Training sector courses of ‘little or no value’ to employers

 

 

The barriers to apprenticeships are too high and the old model of training is a closed shop even to people who want to get into it and despite the fact some skilled jobs have had a shortage of workers for most of the last 30 years.

The damning findings come in the NSW Productivity Commission report responding to COVID-19, which says the post-pandemic employment crisis in the country’s biggest state economy requires radical changes to old practices, including how industry trains and skills employees.

Commissioner Peter Achterstraat’s report says there are structural issues in the training sector which have been overlooked by reforms to date.  Bob Pearce

Modelling by the National Australian Apprenticeship Association says up to 150,000 apprentice positions will be lost by the end of the year as employers shut up shop in the face of falling demand.

In a blunt message to the vocational training sector and to politicians, commissioner Peter Achterstraat said: “Unless we quickly find alternative pathways for displaced apprentices, industry will lose them. Qualifications will remain incomplete. Individuals, employers and taxpayers will not recoup their training investments.”

A new National Skills Commission has been set up and a new partnership agreement with the states is being negotiated as part of federal government reforms stemming from the Joyce review. But Mr Achterstraat’s report says there are structural issues that have been overlooked by reformers to date.

The training industry has been so good at protecting existing arrangements it has created skill sets that are “of no use to employers”.

The Apprenticeship Act militates young people “taste testing” a skilled job by preventing anyone younger than 21 doing a skill-related job unless they are an apprentice or already qualified.

[Females] may be reluctant to become apprentices out of concern that gender bias and a male-dominated work culture will limit their career opportunities and job satisfaction.

— Peter Achterstraat, productivity commissioner

In the example of an air conditioning mechanic, the barriers to entry are bizarre.

Enrolment in a certificate three is contingent on being employed in the industry. But course fees are $3300, must be paid up front and are ineligible for the Commonwealth student loan, meaning an apprentice needs a job to pay the fee, or a well off family member or friend to help them financially.

Licensing is tied to a person having done an apprenticeship. But in a pandemic, when employers are not hiring apprentices, it is hard for people to get on-the-job training and impossible for them to get a licence.

Meanwhile, apprenticeships were designed around the needs of teenage boys. Training has not kept up with the changes happening elsewhere in society, the commissioner said.

“Aspiring female apprentices are likely to have more difficulty finding an employer than males, because most licensed tradespeople are men, who expect apprentices to be male.

“And aspiring female tradespeople may be reluctant to become apprentices out of concern that gender bias and a male-dominated work culture will limit their career opportunities and job satisfaction.”

Registered training organisation Verto has just done a survey of a thousand 15-to-18-year olds and found 75 per cent of females automatically excluded themselves from apprenticeships because they thought they were for males.

The productivity commissioner said prejudices run deeper than gender. Older people who are looking for work and might be good at trades find it impossible because getting a qualification requires four years of training. In many cases, workers had on the job experience which was more than enough to take on a skilled position.

Among those courses that had “little or no value” to employers was a certificate two in hospitality – the fifth most popular training courses in 2018.

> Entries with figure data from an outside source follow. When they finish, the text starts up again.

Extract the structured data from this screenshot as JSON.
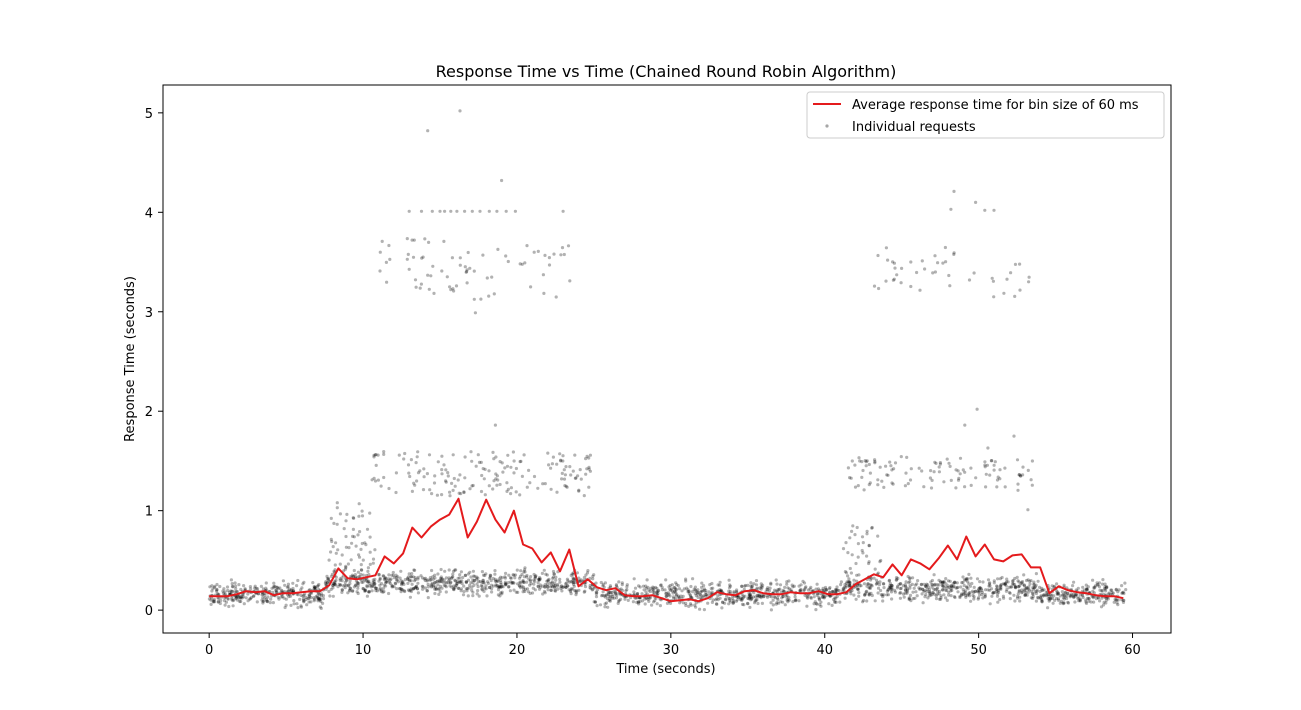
{
  "chart_data": {
    "type": "scatter",
    "title": "Response Time vs Time (Chained Round Robin Algorithm)",
    "xlabel": "Time (seconds)",
    "ylabel": "Response Time (seconds)",
    "xlim": [
      -3,
      62.5
    ],
    "ylim": [
      -0.23,
      5.28
    ],
    "x_ticks": [
      0,
      10,
      20,
      30,
      40,
      50,
      60
    ],
    "y_ticks": [
      0,
      1,
      2,
      3,
      4,
      5
    ],
    "grid": false,
    "legend_position": "top-right",
    "series": [
      {
        "name": "Average response time for bin size of 60 ms",
        "kind": "line",
        "color": "#e41a1c",
        "x": [
          0.0,
          0.6,
          1.2,
          1.8,
          2.4,
          3.0,
          3.6,
          4.2,
          4.8,
          5.4,
          6.0,
          6.6,
          7.2,
          7.8,
          8.4,
          9.0,
          9.6,
          10.2,
          10.8,
          11.4,
          12.0,
          12.6,
          13.2,
          13.8,
          14.4,
          15.0,
          15.6,
          16.2,
          16.8,
          17.4,
          18.0,
          18.6,
          19.2,
          19.8,
          20.4,
          21.0,
          21.6,
          22.2,
          22.8,
          23.4,
          24.0,
          24.6,
          25.2,
          25.8,
          26.4,
          27.0,
          27.6,
          28.2,
          28.8,
          29.4,
          30.0,
          30.6,
          31.2,
          31.8,
          32.4,
          33.0,
          33.6,
          34.2,
          34.8,
          35.4,
          36.0,
          36.6,
          37.2,
          37.8,
          38.4,
          39.0,
          39.6,
          40.2,
          40.8,
          41.4,
          42.0,
          42.6,
          43.2,
          43.8,
          44.4,
          45.0,
          45.6,
          46.2,
          46.8,
          47.4,
          48.0,
          48.6,
          49.2,
          49.8,
          50.4,
          51.0,
          51.6,
          52.2,
          52.8,
          53.4,
          54.0,
          54.6,
          55.2,
          55.8,
          56.4,
          57.0,
          57.6,
          58.2,
          58.8,
          59.4
        ],
        "values": [
          0.14,
          0.14,
          0.14,
          0.16,
          0.19,
          0.18,
          0.19,
          0.15,
          0.17,
          0.17,
          0.18,
          0.19,
          0.19,
          0.25,
          0.42,
          0.32,
          0.31,
          0.33,
          0.35,
          0.54,
          0.47,
          0.57,
          0.83,
          0.73,
          0.84,
          0.91,
          0.96,
          1.12,
          0.73,
          0.89,
          1.11,
          0.91,
          0.78,
          1.0,
          0.66,
          0.62,
          0.48,
          0.58,
          0.39,
          0.61,
          0.24,
          0.31,
          0.23,
          0.2,
          0.22,
          0.15,
          0.14,
          0.14,
          0.15,
          0.12,
          0.09,
          0.1,
          0.11,
          0.09,
          0.12,
          0.18,
          0.16,
          0.15,
          0.19,
          0.2,
          0.17,
          0.16,
          0.16,
          0.18,
          0.17,
          0.17,
          0.19,
          0.16,
          0.16,
          0.18,
          0.26,
          0.31,
          0.36,
          0.33,
          0.46,
          0.35,
          0.51,
          0.47,
          0.41,
          0.52,
          0.65,
          0.51,
          0.74,
          0.54,
          0.66,
          0.51,
          0.49,
          0.55,
          0.56,
          0.43,
          0.43,
          0.17,
          0.24,
          0.2,
          0.18,
          0.17,
          0.15,
          0.14,
          0.14,
          0.12
        ]
      },
      {
        "name": "Individual requests",
        "kind": "scatter",
        "color": "#000000",
        "notable_points": {
          "x": [
            16.3,
            14.2,
            19.0,
            13.0,
            13.8,
            14.5,
            15.0,
            15.3,
            15.7,
            16.1,
            16.6,
            17.1,
            17.6,
            18.2,
            18.7,
            19.3,
            19.9,
            23.0,
            17.3,
            48.4,
            49.8,
            50.4,
            51.0,
            48.2,
            18.6,
            49.9,
            49.1,
            50.6,
            52.3,
            53.2
          ],
          "y": [
            5.02,
            4.82,
            4.32,
            4.01,
            4.01,
            4.01,
            4.01,
            4.01,
            4.01,
            4.01,
            4.01,
            4.01,
            4.01,
            4.01,
            4.01,
            4.01,
            4.01,
            4.01,
            2.99,
            4.21,
            4.1,
            4.02,
            4.02,
            4.03,
            1.86,
            2.02,
            1.86,
            1.63,
            1.75,
            1.01
          ]
        }
      }
    ]
  }
}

Course content includes how to “work effectively with others” and how to “interact with customers” which were such basic skills they could be picked up through life experience.

But because providers of certificate two in hospitality received government funding of up to 86 per cent, it was mandated as necessary training.

Businesses do not value certificate two in hospitality, the commissioner said. “A broad review of job advertisements found few stating it was required or desirable for jobs in the industry. Only 50.4 per cent of students across Australia reported the qualification improved their employability.”

In 2018, the NSW audit office questioned the state govenment’s methodology for distributing course subsidies and concluded the NSW Department of Industry “does not always use available data to inform decisions about which skills to add or remove from the list”.

The Audit Office also said the department “lacked a robust process” to ditch unwanted or outdated qualifications from the subsidy list.

Mr Achterstraat said the low wages paid to apprentices were a possible deterrent to entering formal training. He cited electricians and plumbers who only rise above the national minimum wage in their fourth year of training.

However other reform advocates have contested this criticism saying the attraction of apprenticeships is that people emerge from four years of study with a job and money in the bank while university graduates, who have to borrow to study, emerge from three or four years of hard slog without a job but with a HECS debt.

The commissioner said: “Reduced wages partially reflect lower productivity and compensate employers for the time and resources allocated to training. They are also a legacy of an era when most apprentices began at 15 or 16 years old.”

“COVID-19 has pushed us all into a huge experiment in personal productivity. But simply spending more money is not going to help.

“We need to use our assets better, whether they are physical, intangible or human. Skilling the workforce is the No. 1 objective.

“But we don’t want people churning through courses that are not relevant,” he said.